Villa Mosconi is a place of significance for Italy’s wine industry more widely, as it was here that Amarone was founded in the 1930s. Amarone is perhaps the most famous wine denomination from the Verona region though its creation came about somewhat by chance. Grapes, predominantly local varietal corvina, were dried in a process called appassimento to make Recioto, sweet red wine, yet there were times when the fermentation couldn’t be stopped and all the sugar would develop into alcohol, resulting in a dry-styled wine referred to by Villa Mosconi’s winemaker at the time as Amarone, meaning ‘the great bitter’. The name was first used in a register in 1938 and, a decade later, the first official bottling came about. When the Bertani family began making wine at Villa Mosconi in the 1950s they were one of just two families making and exporting quality Amarone.
“Villa Mosconi has always been where the Bertani family made Amarone, with the particular terroir, the climate, the soil, the vineyards, all of which are very important to the end result and the character. The facilities also lend nicely to the drying, with drying rooms, which have been used by the family for more than 50 years, ideal for appassimento,” says Guglielmo. Amarone is made by drying grapes for three to four months, resulting in a strong, potent wine with bold body, high alcohol, some residual sugar and slight bitterness. The wine is at its best when paired with food.
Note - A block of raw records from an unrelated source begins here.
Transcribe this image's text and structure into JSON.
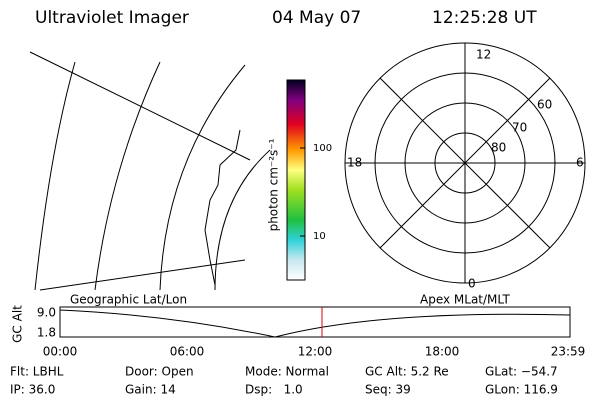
{
  "header": {
    "title": "Ultraviolet Imager",
    "date": "04 May 07",
    "time": "12:25:28 UT"
  },
  "colorbar": {
    "label": "photon cm⁻²s⁻¹",
    "ticks": [
      "100",
      "10"
    ]
  },
  "polar": {
    "mlt_labels": [
      "12",
      "6",
      "0",
      "18"
    ],
    "lat_labels": [
      "60",
      "70",
      "80"
    ]
  },
  "timeline": {
    "left_label": "Geographic Lat/Lon",
    "right_label": "Apex MLat/MLT",
    "y_label": "GC Alt",
    "y_ticks": [
      "9.0",
      "1.8"
    ],
    "x_ticks": [
      "00:00",
      "06:00",
      "12:00",
      "18:00",
      "23:59"
    ]
  },
  "info": {
    "rows": [
      [
        "Flt: LBHL",
        "Door: Open",
        "Mode: Normal",
        "GC Alt: 5.2 Re",
        "GLat: −54.7"
      ],
      [
        "IP: 36.0",
        "Gain: 14",
        "Dsp:   1.0",
        "Seq: 39",
        "GLon: 116.9"
      ]
    ]
  }
}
Under Tenuta Santa Maria, the Bertani family has decided to up the ante with its Amarone, by making a rarer Riserva which requires a minimum of four years of ageing compared to the Classico style which requires only three, yet it will retain the traditional, clean style.
“With the Amarone, we don’t want to make something revolutionary, or different, or new. We know what’s been made, what worked and we want to recreate that,” says Guglielmo. “It’s very much connected to the style which the family always made. It was a niche product at the beginning, produced and sold in very small quantities and it was always a special wine.” Today it remains that way – revered and expensive.
The popularity and renown of Amarone has grown in recent years, helped by it being granted DOCG status in 2009. “It’s a very authentic, unique style that you can only make in Verona and that, done in the right way, is an amazingly complex wine.”
Amarone is often identified with a marmalade style of wine – powerful, overly sweet, lacking balance and difficult to pair with food, something Guglielmo believes is an aberration to classical, traditional Amarone. “Our family’s main objective was always to have something well balanced, elegant, with long ageing potential, something that could stand the test of time and could sit on a wine list and be compared with the greatest wines of Italy and of the world and be an expression of Verona terroir.” This is what the Bertani family continues to strive for and is what Amarone drinkers should be enjoying.
There are, and will be, other wines under Tenuta Santa Maria as the family celebrates its new-found freedom, the best part of which is the peace that has accompanied it. “Funnily enough, now that we are the only ones making wine, we are happy,” says Guglielmo. “My father started talking again with his sisters and I think they have never been happier.”
While this was a story of some woe, Guglielmo and his brother appear aligned in their wine philosophy and future plans and hope is for a peaceful future for the Bertani wine family and Tenuta Santa Maria.